Using the conditional ternary operator for simplified if/else syntax in PowerShell 7

The conditional ternary operator is a feature added to PowerShell in version 7. You can use it as a simplified version of if/else.

The syntax for the ternary operator takes three operands:

  • A condition to evaluate followed by a question mark (?).
  • An expression to execute if the condition is true, followed by a colon (:).
  • And finally, an expression to execute if the condition is false.
<condition-to-evaluate> ? <expression-to-execute-if-true> : <expression-to-execute-if-false>

The examples in this blog article were tested using Windows 11 version 21H2, PowerShell version 7.2.4, and the Az PowerShell module version 8.0.0.

The following example returns true if resources exist in the specified Azure resource group. It returns false if no resources exist in the resource group.

$resourceGroup = '<resource-group-name>'
(Get-AzResource -ResourceGroupName $resourceGroup) ? $true : $false


Variables set inside the parentheses can be used for logic in the true or false portion of the syntax.

(Get-AzResource -ResourceGroupName $resourceGroup -OutVariable results) ? $results.ResourceType : $false


You can line break after the question mark (?) because PowerShell knows the command’s syntax isn’t complete:

(Get-AzResource -ResourceGroupName $resourceGroup -OutVariable results) ?
$results.ResourceType : $false


You can also line break after the colon (:):

(Get-AzResource -ResourceGroupName $resourceGroup -OutVariable results) ?
$results.ResourceType :


The line breaks shown in the previous two examples aren’t mentioned in the official Microsoft docs for using the ternary operator syntax in PowerShell.

Caution: Line breaks may not be supported.

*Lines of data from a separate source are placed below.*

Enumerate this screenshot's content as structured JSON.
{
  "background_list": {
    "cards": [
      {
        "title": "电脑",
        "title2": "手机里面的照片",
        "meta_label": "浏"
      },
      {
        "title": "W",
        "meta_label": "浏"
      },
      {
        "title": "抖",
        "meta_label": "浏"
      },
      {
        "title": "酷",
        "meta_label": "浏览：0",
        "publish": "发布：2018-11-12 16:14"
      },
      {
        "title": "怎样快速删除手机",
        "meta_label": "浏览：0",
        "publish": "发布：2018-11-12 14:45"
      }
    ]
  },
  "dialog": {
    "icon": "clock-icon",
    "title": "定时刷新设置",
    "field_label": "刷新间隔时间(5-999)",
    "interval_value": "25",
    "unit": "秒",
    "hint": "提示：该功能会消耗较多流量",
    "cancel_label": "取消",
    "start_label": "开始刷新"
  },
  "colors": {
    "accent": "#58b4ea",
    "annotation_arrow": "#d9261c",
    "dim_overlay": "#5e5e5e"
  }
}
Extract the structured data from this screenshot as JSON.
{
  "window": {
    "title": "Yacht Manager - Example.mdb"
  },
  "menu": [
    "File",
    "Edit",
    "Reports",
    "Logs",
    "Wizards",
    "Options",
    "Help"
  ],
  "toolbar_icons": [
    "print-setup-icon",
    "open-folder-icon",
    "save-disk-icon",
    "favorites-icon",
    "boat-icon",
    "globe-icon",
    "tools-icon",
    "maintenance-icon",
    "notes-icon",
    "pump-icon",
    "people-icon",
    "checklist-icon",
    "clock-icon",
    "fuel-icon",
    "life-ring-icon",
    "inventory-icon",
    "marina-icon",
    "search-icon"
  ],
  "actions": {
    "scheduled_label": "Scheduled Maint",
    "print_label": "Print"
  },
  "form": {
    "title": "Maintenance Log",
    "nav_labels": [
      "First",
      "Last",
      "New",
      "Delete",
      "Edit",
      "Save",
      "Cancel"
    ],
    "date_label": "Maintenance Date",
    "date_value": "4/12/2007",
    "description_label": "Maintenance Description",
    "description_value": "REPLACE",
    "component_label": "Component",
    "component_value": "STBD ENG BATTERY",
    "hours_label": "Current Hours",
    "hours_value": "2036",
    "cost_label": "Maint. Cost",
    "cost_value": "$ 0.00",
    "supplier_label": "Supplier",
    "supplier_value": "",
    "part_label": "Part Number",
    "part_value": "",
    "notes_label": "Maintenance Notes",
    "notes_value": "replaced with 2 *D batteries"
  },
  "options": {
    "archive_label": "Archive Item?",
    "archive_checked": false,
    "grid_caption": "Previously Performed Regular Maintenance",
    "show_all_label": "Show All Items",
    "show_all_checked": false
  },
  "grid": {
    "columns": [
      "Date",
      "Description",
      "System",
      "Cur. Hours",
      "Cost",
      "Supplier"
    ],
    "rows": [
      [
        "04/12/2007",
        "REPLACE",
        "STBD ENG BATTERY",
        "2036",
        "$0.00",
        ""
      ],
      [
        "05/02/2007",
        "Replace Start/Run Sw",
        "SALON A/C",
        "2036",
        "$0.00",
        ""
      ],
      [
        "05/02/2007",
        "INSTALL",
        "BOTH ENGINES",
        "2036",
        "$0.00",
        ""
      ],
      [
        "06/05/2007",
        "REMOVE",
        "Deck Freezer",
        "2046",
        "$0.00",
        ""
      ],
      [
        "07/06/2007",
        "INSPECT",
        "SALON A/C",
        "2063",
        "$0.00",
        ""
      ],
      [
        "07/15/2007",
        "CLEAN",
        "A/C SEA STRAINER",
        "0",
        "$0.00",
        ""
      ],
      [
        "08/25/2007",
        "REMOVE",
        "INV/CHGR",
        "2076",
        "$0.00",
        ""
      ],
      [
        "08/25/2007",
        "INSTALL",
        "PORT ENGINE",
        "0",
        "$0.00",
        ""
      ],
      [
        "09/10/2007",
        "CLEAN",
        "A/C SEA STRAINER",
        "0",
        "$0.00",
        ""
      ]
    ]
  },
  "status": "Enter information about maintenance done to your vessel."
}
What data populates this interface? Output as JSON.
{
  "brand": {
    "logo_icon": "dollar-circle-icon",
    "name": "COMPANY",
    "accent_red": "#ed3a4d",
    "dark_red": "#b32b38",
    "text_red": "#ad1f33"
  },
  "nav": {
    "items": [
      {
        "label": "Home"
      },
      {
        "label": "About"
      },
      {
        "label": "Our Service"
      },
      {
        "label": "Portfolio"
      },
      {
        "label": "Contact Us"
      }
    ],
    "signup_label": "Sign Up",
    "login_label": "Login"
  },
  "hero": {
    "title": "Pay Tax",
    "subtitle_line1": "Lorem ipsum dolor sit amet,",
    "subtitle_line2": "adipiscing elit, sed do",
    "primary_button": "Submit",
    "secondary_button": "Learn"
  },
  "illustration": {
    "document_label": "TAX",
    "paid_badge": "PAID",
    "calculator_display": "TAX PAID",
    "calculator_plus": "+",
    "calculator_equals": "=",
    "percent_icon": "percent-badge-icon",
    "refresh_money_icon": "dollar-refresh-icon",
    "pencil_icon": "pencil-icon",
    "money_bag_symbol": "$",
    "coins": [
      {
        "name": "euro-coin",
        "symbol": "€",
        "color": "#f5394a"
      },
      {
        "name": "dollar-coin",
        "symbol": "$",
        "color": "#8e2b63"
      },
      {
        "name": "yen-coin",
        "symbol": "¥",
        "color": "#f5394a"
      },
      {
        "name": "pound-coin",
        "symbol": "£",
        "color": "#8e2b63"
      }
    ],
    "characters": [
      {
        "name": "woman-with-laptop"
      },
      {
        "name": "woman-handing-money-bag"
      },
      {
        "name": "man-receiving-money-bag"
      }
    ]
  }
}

Use them at your own risk.

I’ve removed the only resource from the specified resource group. The same command now returns false.

(Get-AzResource -ResourceGroupName $resourceGroup -OutVariable results) ? $results.ResourceType : $false


The question mark (?) being used for ternary operator syntax and as an alias for Where-Object is one more reason you shouldn’t use aliases in any PowerShell code you save or share.